Am Mittwoch, 30. September, kommt Ali Can um 19 Uhr zur Lesung aus seinem Buch „Mehr als eine Heimat. Wie ich Deutschsein neu definiere" in den Kulturraum „die flora“, Florastraße 26. Nach der Lesung diskutiert Ali Can mit seinen Gästen darüber, unter welchen Bedingungen Integration gelingen kann und was etwa auch Schulen und Lehrkräfte dazu beitragen können.
Ali Can löste 2018 mit „#MeTwo“ eine zunächst deutschlandweite, später internationale Debatte über Alltagsrassismus aus. Zehntausende Menschen mit Migrationshintergrund teilten auf Twitter ihre rassistischen Erfahrungen. Sie berichteten von Erniedrigungen im Berufsleben, in der Bahn, auf der Straße – und vor allem in der Schule, vom Gefühl, nicht dazuzugehören und der Forderung, sich doch zu integrieren. In seinem Buch beschreibt Ali Can anhand seiner eigenen Biographie, was es braucht, um Integration möglich zu machen und eine Spaltung der Gesellschaft zu verhindern. Dabei nimmt er Politik gleichermaßen wie Bildungseinrichtungen in die Pflicht.
Der Eintritt kostet 5 Euro. Aufgrund der Coronaabstandsreglen ist eine Reservierung zwingend erforderlich unter Telefon 169-9105.

Zur Personalie Ali Can

 Ali Can, geboren 1993, ist Sozialaktivist und Autor.

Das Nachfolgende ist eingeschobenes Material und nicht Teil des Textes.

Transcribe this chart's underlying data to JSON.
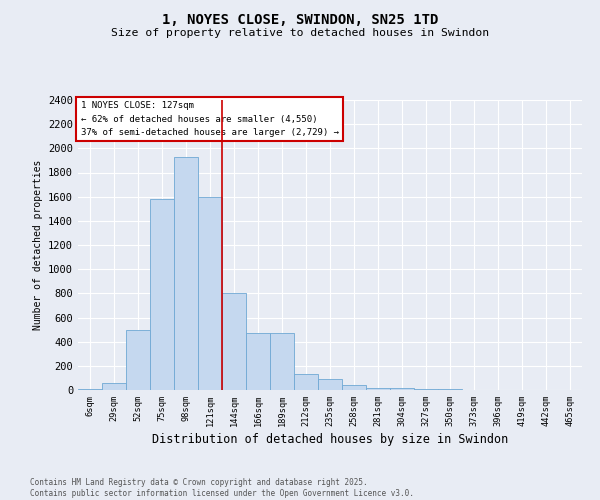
{
  "title_line1": "1, NOYES CLOSE, SWINDON, SN25 1TD",
  "title_line2": "Size of property relative to detached houses in Swindon",
  "xlabel": "Distribution of detached houses by size in Swindon",
  "ylabel": "Number of detached properties",
  "categories": [
    "6sqm",
    "29sqm",
    "52sqm",
    "75sqm",
    "98sqm",
    "121sqm",
    "144sqm",
    "166sqm",
    "189sqm",
    "212sqm",
    "235sqm",
    "258sqm",
    "281sqm",
    "304sqm",
    "327sqm",
    "350sqm",
    "373sqm",
    "396sqm",
    "419sqm",
    "442sqm",
    "465sqm"
  ],
  "values": [
    10,
    60,
    500,
    1580,
    1930,
    1600,
    800,
    470,
    470,
    130,
    90,
    40,
    20,
    20,
    10,
    5,
    2,
    2,
    2,
    2,
    2
  ],
  "bar_color": "#c5d8ef",
  "bar_edge_color": "#6fa8d4",
  "background_color": "#e8ecf4",
  "grid_color": "#ffffff",
  "red_line_x": 5.5,
  "annotation_text": "1 NOYES CLOSE: 127sqm\n← 62% of detached houses are smaller (4,550)\n37% of semi-detached houses are larger (2,729) →",
  "annotation_box_color": "#ffffff",
  "annotation_box_edge_color": "#cc0000",
  "footer_line1": "Contains HM Land Registry data © Crown copyright and database right 2025.",
  "footer_line2": "Contains public sector information licensed under the Open Government Licence v3.0.",
  "ylim": [
    0,
    2400
  ],
  "yticks": [
    0,
    200,
    400,
    600,
    800,
    1000,
    1200,
    1400,
    1600,
    1800,
    2000,
    2200,
    2400
  ]
}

 Vor allem als Initiator einer „Hotline für besorgte Bürger“ sowie des Hashtags #MeTwo ist er national wie international bekannt geworden.
 Seit 2015 gibt er Workshops für interkulturelle Sensibilisierung.
 Anfang 2019 eröffnete in Essen das von ihm gegründete „VielRespektZentrum“.
 Für sein Engagement wurde er mehrfach ausgezeichnet, unter anderem mit dem Jugenddemokratiepreis 2016.